Sarda recalls how shipments that were delivered within 60 days last year were delayed by as much as 140 days during this period. “This led to two things. First, we ran out of stock on a lot of our products, which is disastrous when you are trying to grow a business. Second, we could not sell a lot of inventory. We had to destroy seasonal products because a lot of them could not be delivered during the season. For example, a lot of Christmas limited-edition products were delivered in January. As a company, the only thing we could do was to dispose of those. So, we took a massive hit on our P&L,” he says.

Sarda anticipates it to be an extremely “tough year” in the midst of the ongoing Russia-Ukraine conflict. While transit times have improved now, freight costs continue to be high. Rising commodity costs, in the war's aftermath, have only aggravated the supply chain woes that started since the onset of the pandemic.

For brands like Vahdam and other fast-moving consumer goods (FMCG) companies, this means a longer road to recovery than anticipated — more than even what was estimated after an economic recovery looked likely as the Covid crisis started to ease. With factors such as high logistic costs, a surge in crude oil prices and higher input costs continuing to play havoc on businesses, FMCG companies are rejigging their operations to stay ahead of the disruption curve.
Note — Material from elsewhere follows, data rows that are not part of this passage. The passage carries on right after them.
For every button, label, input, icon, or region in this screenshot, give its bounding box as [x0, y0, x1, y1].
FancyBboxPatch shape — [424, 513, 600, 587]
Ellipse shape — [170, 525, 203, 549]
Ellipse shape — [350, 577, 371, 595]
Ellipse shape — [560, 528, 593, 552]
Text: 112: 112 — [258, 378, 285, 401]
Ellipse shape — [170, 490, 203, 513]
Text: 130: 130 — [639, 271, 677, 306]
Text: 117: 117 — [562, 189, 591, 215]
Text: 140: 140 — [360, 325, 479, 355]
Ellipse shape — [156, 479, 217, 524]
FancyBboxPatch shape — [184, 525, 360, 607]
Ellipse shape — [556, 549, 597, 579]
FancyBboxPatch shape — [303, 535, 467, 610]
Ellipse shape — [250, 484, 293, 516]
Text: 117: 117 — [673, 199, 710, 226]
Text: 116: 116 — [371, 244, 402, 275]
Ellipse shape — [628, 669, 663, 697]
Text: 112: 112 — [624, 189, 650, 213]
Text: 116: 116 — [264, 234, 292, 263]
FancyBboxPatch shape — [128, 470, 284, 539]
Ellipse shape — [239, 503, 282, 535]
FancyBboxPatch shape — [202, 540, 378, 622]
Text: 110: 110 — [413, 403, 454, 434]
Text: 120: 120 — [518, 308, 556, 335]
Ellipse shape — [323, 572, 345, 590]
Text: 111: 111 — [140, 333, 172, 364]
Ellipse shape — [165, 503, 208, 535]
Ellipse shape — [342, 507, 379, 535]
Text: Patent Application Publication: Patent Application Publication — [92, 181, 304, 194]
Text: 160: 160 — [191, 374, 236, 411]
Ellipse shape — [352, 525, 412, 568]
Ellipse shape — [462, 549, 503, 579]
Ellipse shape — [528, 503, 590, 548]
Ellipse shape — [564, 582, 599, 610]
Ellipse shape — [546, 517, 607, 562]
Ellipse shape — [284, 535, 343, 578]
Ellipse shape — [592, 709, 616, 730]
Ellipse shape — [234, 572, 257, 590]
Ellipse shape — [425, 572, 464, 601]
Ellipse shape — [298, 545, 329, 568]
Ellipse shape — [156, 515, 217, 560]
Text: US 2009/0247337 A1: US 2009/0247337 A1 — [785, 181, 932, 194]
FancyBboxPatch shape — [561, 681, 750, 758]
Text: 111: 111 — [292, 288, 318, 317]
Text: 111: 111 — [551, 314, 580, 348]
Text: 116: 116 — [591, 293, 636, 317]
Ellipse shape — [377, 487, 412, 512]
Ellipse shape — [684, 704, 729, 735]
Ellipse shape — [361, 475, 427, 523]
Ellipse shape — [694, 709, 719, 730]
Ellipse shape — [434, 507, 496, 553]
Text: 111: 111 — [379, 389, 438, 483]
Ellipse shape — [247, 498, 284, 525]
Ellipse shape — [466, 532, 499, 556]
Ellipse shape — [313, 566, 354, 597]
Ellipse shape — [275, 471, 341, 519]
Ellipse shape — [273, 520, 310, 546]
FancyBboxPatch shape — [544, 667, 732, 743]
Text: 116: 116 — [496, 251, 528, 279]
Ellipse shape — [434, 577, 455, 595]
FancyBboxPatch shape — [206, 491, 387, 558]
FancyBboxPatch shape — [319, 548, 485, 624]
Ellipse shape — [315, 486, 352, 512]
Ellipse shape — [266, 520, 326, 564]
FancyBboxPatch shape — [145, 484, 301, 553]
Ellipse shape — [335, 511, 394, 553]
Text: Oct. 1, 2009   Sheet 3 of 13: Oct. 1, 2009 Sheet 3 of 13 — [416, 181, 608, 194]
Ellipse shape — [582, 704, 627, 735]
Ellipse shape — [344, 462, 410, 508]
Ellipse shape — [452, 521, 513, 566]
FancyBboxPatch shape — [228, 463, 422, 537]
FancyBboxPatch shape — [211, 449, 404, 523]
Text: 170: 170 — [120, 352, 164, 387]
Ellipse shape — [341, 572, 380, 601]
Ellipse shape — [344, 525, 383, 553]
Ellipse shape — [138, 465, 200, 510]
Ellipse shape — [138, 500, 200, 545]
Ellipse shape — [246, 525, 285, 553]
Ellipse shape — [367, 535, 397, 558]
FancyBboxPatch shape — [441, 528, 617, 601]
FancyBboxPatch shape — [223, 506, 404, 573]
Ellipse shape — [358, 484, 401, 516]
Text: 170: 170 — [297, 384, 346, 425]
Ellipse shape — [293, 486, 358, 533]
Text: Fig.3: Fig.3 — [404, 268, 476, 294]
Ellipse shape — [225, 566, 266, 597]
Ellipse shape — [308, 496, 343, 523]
Rajat Wahi, Partner, Deloitte India, says such players have done a real rethink of the value chain. “They are consciously striving to be less dependent on fewer locations and spreading sourcing more uniformly across locations. To some extent, it is a bit more inefficient and expensive, but it improves raw material availability during a crisis. Also, the products are being value engineered to see how to bring in more local raw materials rather than importing these,” he adds.